Uma globalização justa

A terceira ameaça — desconfiança global profunda e crescente — pode ser enfrentada por meio de uma globalização justa, impulsionando o crescimento econômico e prevenindo conflitos.
Em 2015, os líderes mundiais adotaram uma agenda para criar um planeta mais justo para todos. Este ano, a ONU lançou a Década de Ação para alcançar os Objetivos de Desenvolvimento Sustentável (ODS) até o prazo de 2030.
“Durante a Década de Ação, devemos investir na erradicação da pobreza, na proteção social, na saúde e no combate às pandemias, em educação, energia, água e saneamento, nos transportes e infraestrutura sustentáveis ​​e no acesso à Internet”, afirmou Guterres.
“Precisamos melhorar a governança, combater os fluxos financeiros ilícitos, acabar com a corrupção e desenvolver sistemas eficazes, de bom senso e tributação justa. Temos de construir economias para o futuro e garantir um trabalho decente para todos, especialmente os jovens. E devemos colocar um foco especial em mulheres e meninas, porque isso beneficia a todos nós.”
O secretário-geral da ONU também incentivou os líderes a trabalhar para restabelecer a confiança, inclusive ouvindo seus cidadãos e aproveitando as ideias de mudança e outras soluções construtivas apresentadas pelos jovens.

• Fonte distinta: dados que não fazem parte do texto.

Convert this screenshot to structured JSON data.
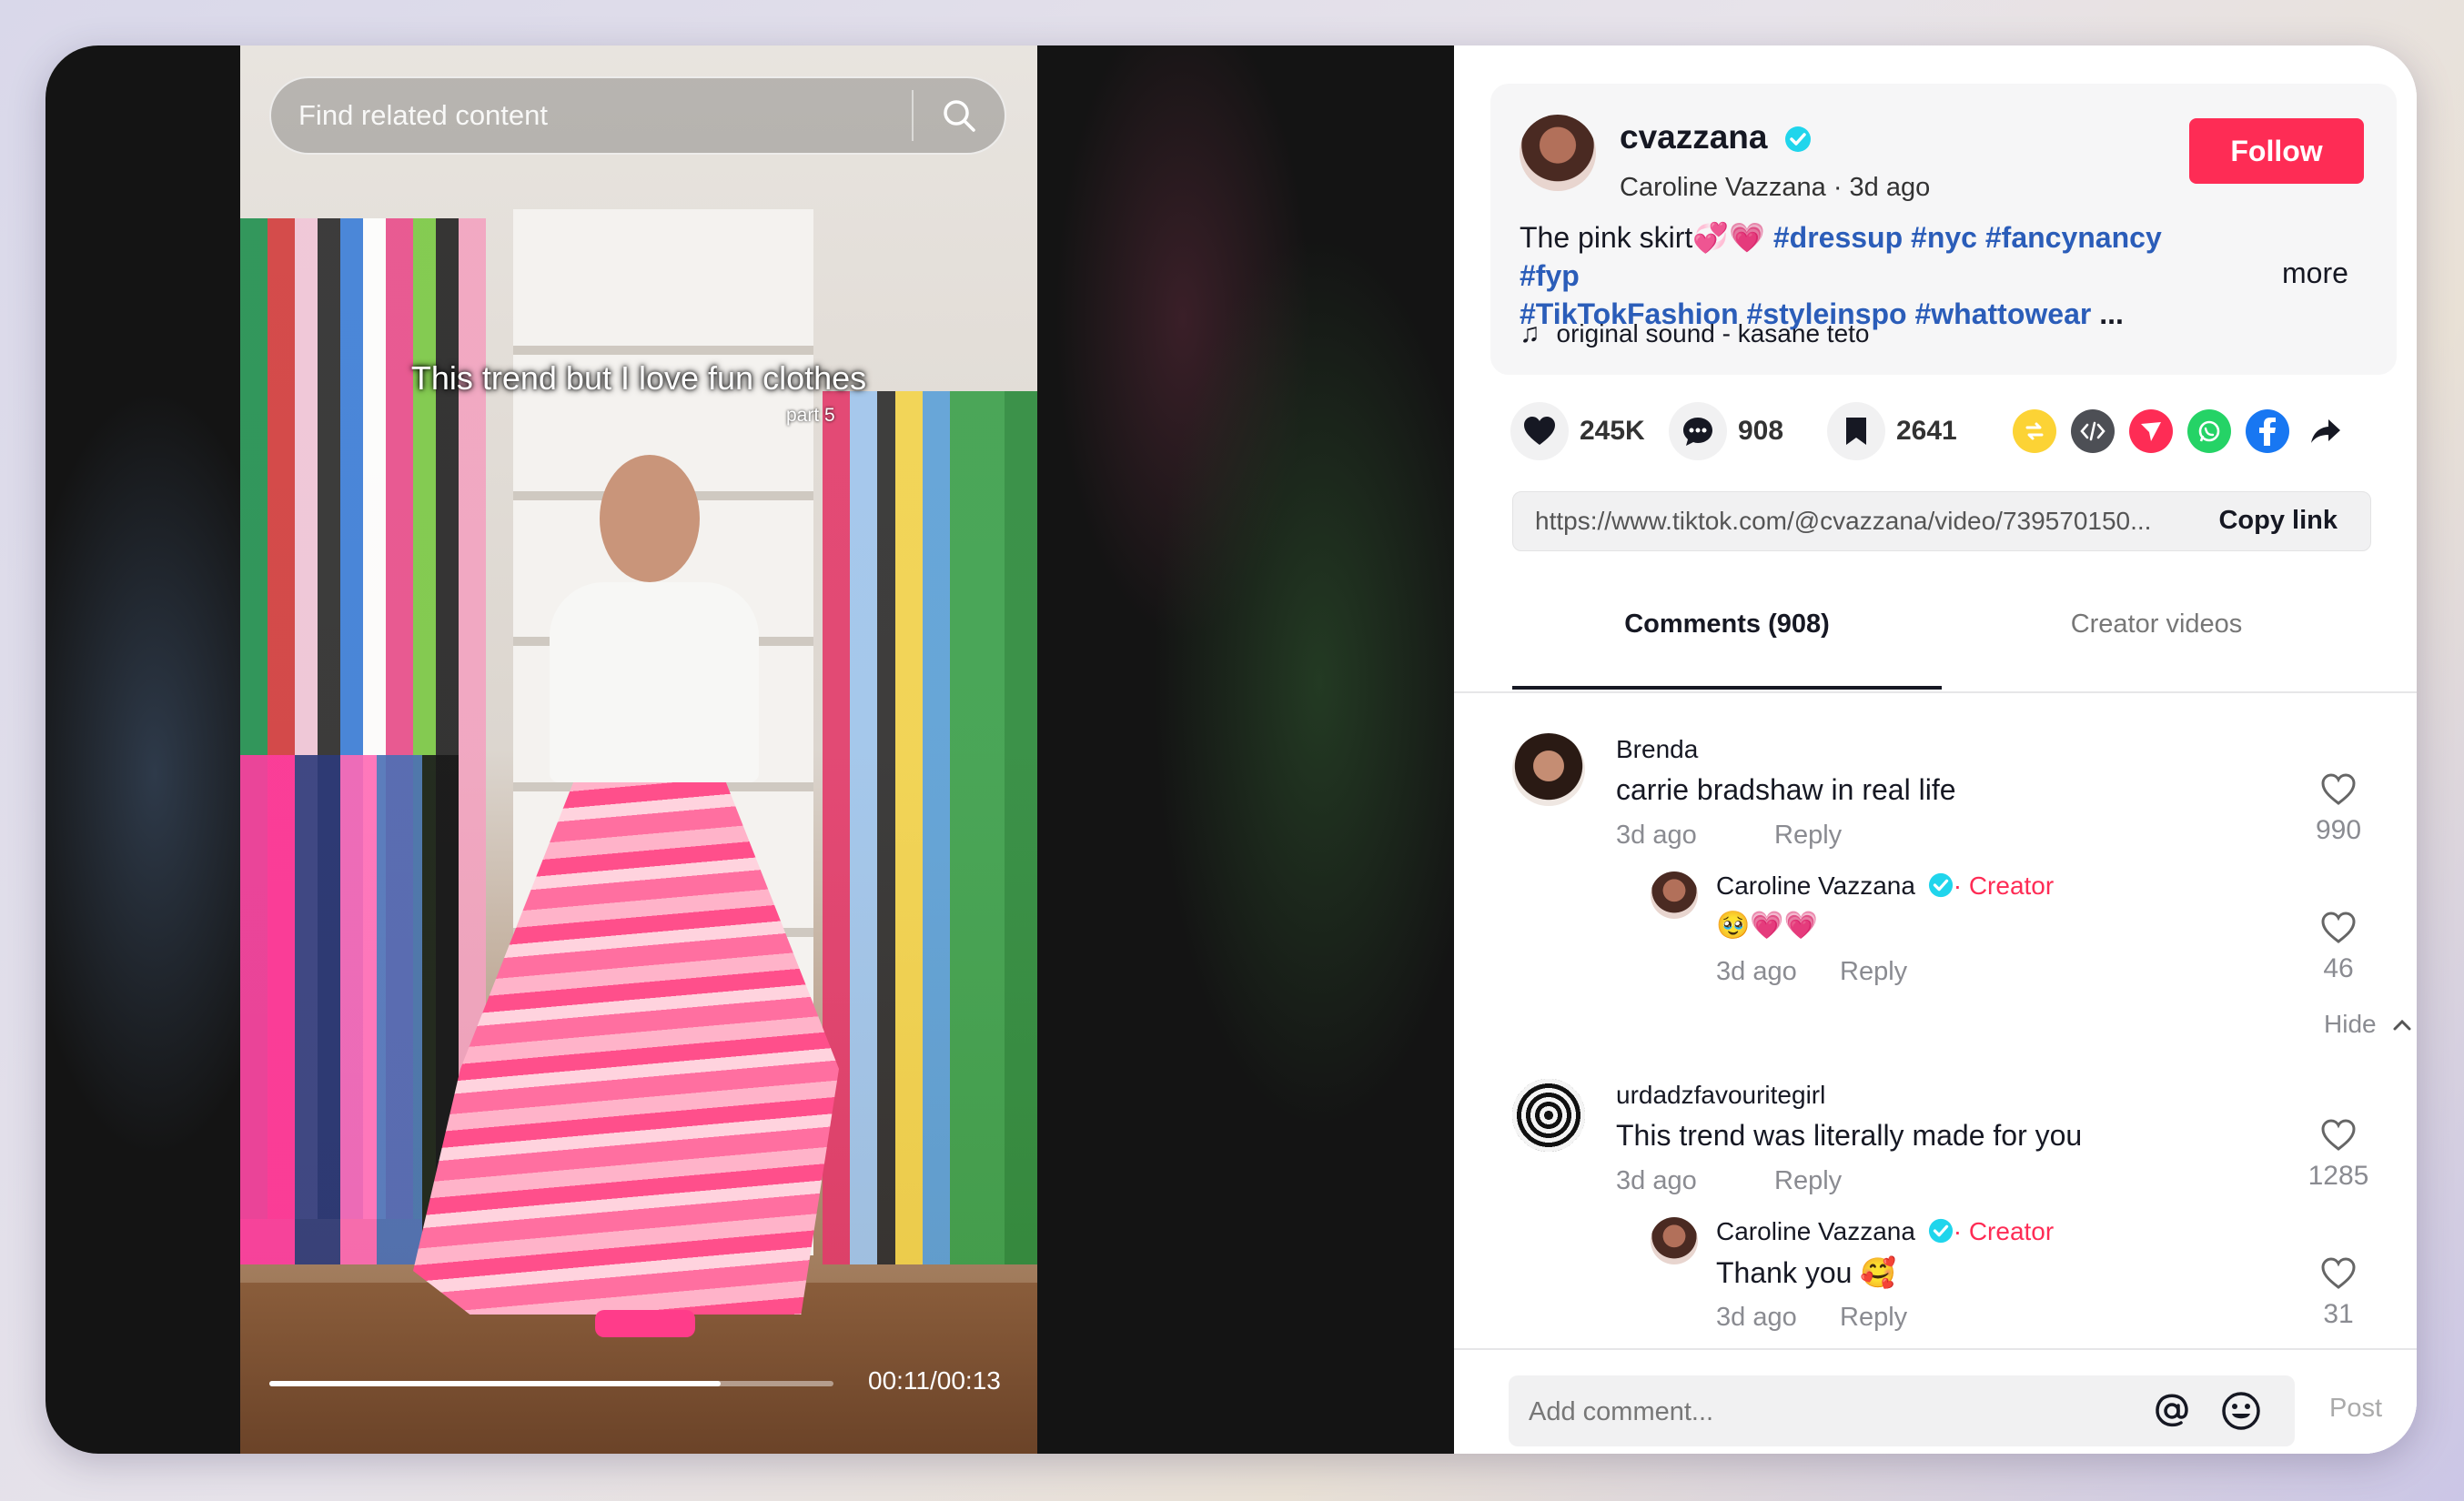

Domesticar o ‘Velho Oeste’ do ciberespaço

Levar luz ao lado sombrio do mundo digital exigirá ação em várias frentes, inclusive no mercado de trabalho, pois a automação deslocará dezenas de milhões de empregos na próxima década.
O chefe da ONU recomendou que os sistemas educacionais sejam redesenhados para lidar com essa realidade, ensinando às pessoas como aprender durante toda a vida.
“Também precisamos colocar em ordem o ‘Velho Oeste’ do ciberespaço”, disse.
“Terroristas, supremacistas brancos e outros que semeiam ódio estão explorando a Internet e as mídias sociais. Os robôs estão espalhando desinformação, alimentando a polarização e minando as democracias. No próximo ano, o cibercrime custará 6 trilhões de dólares.”
Guterres destacou a ONU como a plataforma para reunir governos, setor privado, sociedade civil e outros para combater o que ele chamou de “fragmentação digital” por meio da cooperação global.
As “possibilidades alarmantes” da inteligência artificial também devem ser abordadas, e ele apelou aos países para banirem imediatamente as armas autônomas letais, também conhecidas como robôs assassinos.
“Armas autônomas letais – máquinas com o poder de matar por conta própria, sem julgamento e responsabilidade humana – estão nos levando a um território moral e político inaceitável”, alertou.